Step 5: Add Optional Ingredients
- For extra color and nutrition, stir in:
- Cherry tomatoes and baby spinach (they will soften with residual heat).
- A pinch of red pepper flakes if you like it spicy.
Step 6: Serve
- Spoon into bowls and garnish with additional Parmesan and a drizzle of olive oil.
- Serve hot with garlic bread or a side salad.
🌱 Homemade Basil Pesto Option (Optional)
If you want to make your own pesto, blend the following in a food processor:
- 2 cups fresh basil leaves
- ¼ cup pine nuts (or walnuts)
- 2 garlic cloves
- ½ cup grated Parmesan
- ½ cup olive oil
- Salt to taste
🍽 Serving Suggestions
- Serve as a main dish for 4–6 people.
- Pair with a side of roasted vegetables, a crisp green salad, or toasted baguette slices.

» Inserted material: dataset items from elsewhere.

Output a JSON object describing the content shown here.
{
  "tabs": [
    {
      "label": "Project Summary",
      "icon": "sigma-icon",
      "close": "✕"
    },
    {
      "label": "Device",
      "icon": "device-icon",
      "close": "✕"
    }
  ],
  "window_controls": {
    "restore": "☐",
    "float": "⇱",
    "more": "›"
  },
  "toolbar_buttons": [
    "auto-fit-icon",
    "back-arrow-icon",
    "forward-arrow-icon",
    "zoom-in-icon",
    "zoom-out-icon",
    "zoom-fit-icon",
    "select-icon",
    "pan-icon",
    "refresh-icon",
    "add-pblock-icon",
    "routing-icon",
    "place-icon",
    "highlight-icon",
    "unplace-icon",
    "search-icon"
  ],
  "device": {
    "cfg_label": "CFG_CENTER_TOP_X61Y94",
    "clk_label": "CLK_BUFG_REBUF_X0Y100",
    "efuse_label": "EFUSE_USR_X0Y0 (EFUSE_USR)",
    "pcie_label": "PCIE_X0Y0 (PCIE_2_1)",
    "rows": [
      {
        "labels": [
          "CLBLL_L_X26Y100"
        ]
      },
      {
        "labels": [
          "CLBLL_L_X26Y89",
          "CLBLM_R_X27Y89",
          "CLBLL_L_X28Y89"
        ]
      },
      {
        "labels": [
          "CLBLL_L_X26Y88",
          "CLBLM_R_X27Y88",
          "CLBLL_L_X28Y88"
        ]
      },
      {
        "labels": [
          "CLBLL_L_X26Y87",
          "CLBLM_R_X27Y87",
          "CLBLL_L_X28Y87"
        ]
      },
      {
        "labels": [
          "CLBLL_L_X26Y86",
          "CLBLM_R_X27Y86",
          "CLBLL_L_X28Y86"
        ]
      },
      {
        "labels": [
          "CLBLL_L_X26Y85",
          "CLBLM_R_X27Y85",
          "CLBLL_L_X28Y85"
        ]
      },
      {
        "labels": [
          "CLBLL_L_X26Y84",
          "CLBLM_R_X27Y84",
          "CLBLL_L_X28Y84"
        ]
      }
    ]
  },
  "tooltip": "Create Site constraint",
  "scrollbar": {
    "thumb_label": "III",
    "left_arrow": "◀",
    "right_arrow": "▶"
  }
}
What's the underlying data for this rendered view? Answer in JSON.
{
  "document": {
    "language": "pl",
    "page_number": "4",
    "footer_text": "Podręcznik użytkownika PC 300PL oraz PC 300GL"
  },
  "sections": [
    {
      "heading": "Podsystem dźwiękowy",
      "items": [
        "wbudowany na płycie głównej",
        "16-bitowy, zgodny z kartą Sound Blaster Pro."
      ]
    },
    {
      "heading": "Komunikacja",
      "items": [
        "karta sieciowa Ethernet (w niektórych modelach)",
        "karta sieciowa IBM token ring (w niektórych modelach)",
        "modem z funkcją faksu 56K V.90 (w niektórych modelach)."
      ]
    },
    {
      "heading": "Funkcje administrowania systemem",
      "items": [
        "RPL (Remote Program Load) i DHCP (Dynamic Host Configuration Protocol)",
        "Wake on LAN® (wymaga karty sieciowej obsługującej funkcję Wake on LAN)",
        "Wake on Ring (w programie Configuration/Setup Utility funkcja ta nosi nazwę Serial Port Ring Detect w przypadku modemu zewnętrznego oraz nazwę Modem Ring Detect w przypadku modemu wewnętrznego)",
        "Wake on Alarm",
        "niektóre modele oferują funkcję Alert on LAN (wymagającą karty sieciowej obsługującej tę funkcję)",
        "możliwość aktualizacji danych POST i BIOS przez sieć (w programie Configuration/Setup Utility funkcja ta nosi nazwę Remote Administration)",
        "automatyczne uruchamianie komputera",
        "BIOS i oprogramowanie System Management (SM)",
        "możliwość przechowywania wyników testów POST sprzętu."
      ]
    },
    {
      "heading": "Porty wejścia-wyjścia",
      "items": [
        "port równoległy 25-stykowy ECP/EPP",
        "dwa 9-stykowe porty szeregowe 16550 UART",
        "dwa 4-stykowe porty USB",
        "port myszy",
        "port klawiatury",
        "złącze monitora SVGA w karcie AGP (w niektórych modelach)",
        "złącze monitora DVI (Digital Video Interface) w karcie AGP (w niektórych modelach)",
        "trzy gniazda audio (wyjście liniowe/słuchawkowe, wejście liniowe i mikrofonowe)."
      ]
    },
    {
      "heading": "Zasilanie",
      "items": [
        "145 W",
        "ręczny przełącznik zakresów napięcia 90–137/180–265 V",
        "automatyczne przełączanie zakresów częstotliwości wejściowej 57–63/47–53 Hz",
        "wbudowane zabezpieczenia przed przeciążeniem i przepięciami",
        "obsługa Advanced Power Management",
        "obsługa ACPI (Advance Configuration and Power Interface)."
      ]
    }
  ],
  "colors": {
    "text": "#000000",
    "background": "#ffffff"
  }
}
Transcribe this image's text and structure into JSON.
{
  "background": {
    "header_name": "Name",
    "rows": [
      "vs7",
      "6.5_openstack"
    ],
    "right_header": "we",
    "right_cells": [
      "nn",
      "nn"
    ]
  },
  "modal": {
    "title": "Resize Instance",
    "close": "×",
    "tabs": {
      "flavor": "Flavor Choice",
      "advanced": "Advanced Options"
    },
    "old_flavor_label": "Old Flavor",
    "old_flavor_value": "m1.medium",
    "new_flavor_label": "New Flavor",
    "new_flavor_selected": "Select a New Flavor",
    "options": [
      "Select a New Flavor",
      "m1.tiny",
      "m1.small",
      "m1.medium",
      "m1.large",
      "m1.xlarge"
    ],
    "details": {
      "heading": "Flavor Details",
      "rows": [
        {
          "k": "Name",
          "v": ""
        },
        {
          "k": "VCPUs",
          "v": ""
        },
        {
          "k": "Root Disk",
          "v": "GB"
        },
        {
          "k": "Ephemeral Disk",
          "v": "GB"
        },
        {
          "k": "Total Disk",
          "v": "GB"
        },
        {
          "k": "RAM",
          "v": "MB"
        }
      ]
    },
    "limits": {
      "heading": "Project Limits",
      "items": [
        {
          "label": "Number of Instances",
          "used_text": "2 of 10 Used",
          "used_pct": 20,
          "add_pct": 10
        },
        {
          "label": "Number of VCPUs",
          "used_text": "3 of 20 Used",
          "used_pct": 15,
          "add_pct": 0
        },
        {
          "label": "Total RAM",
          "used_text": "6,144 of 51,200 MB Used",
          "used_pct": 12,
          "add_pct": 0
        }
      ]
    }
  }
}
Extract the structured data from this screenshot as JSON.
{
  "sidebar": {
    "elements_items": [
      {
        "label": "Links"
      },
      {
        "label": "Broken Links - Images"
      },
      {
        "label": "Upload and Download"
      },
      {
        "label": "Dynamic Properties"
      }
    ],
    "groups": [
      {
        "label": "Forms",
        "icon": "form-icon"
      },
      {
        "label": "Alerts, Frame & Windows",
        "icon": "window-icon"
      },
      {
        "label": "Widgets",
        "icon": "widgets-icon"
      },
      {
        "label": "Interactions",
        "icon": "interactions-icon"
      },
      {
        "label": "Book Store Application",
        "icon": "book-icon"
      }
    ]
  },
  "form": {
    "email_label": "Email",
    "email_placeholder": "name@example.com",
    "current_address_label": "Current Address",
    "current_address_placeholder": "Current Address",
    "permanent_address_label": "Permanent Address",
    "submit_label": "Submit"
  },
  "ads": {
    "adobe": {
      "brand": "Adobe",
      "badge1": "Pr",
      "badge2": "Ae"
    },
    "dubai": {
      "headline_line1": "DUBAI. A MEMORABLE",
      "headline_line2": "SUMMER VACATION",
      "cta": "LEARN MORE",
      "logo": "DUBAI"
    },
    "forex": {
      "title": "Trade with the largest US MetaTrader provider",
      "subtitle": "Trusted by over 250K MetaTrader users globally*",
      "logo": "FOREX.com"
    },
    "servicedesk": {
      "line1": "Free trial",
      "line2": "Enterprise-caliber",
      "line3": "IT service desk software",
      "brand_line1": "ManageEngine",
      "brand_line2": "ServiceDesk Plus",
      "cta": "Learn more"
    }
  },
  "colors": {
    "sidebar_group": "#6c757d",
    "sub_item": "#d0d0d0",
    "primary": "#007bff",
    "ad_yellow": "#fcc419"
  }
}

- Add grilled chicken, shrimp, or tofu on top for extra protein.
💡 Recipe Tips & Variations
- Dairy-Free Option: Use coconut cream or almond milk instead of heavy cream, and nutritional yeast instead of Parmesan.
- Protein Boost: Add cooked shredded chicken, ground turkey, or white beans after cooking.
- Gluten-Free: Use gluten-free pasta but reduce pressure cook time to 4 minutes to avoid mushiness.
- Low-Carb Version: Swap pasta with zucchini noodles or shirataki noodles (skip the Instant Pot step and sauté instead).
⚡ Why You’ll Love This Recipe
- Quick & Easy: Done in less than 30 minutes.
- One-Pot Meal: Less mess, easy cleanup.
- Customizable: Add veggies, proteins, or change the pesto flavor (sun-dried tomato pesto is great too!).
- Kid-Friendly: Creamy, cheesy, and full of flavor.
🔍 Nutrition Information (Per Serving, Estimated)
Nutrient | Amount (Per Serving) |
---|---|
Calories | 450–500 kcal |
Carbohydrates | 50–55 g |
Protein | 12–15 g |
Fat | 22–26 g |
Saturated Fat | 7–9 g |
Fiber | 3–4 g |
Sugar | 2–4 g |
Sodium | 500–600 mg |
Note: Nutritional values may vary based on the pasta and pesto brands used.
🧊 Storage & Reheating
Refrigerator: Store leftovers in an airtight container for up to 3–4 days.
Freezer: This pasta freezes well for up to 1 month, though cream-based sauces may separate slightly after thawing.
Reheat: Warm in the microwave with a splash of broth or cream to loosen the sauce.
📌 Final Thoughts
This Instant Pot Pesto Pasta is a lifesaver when you need dinner on the table fast. It’s rich, vibrant, and full of comfort — the kind of dish that tastes like you spent hours cooking, even though you didn’t.
Whether you’re new to the Instant Pot or a seasoned pro, this recipe is a delicious staple that belongs in your weekly rotation.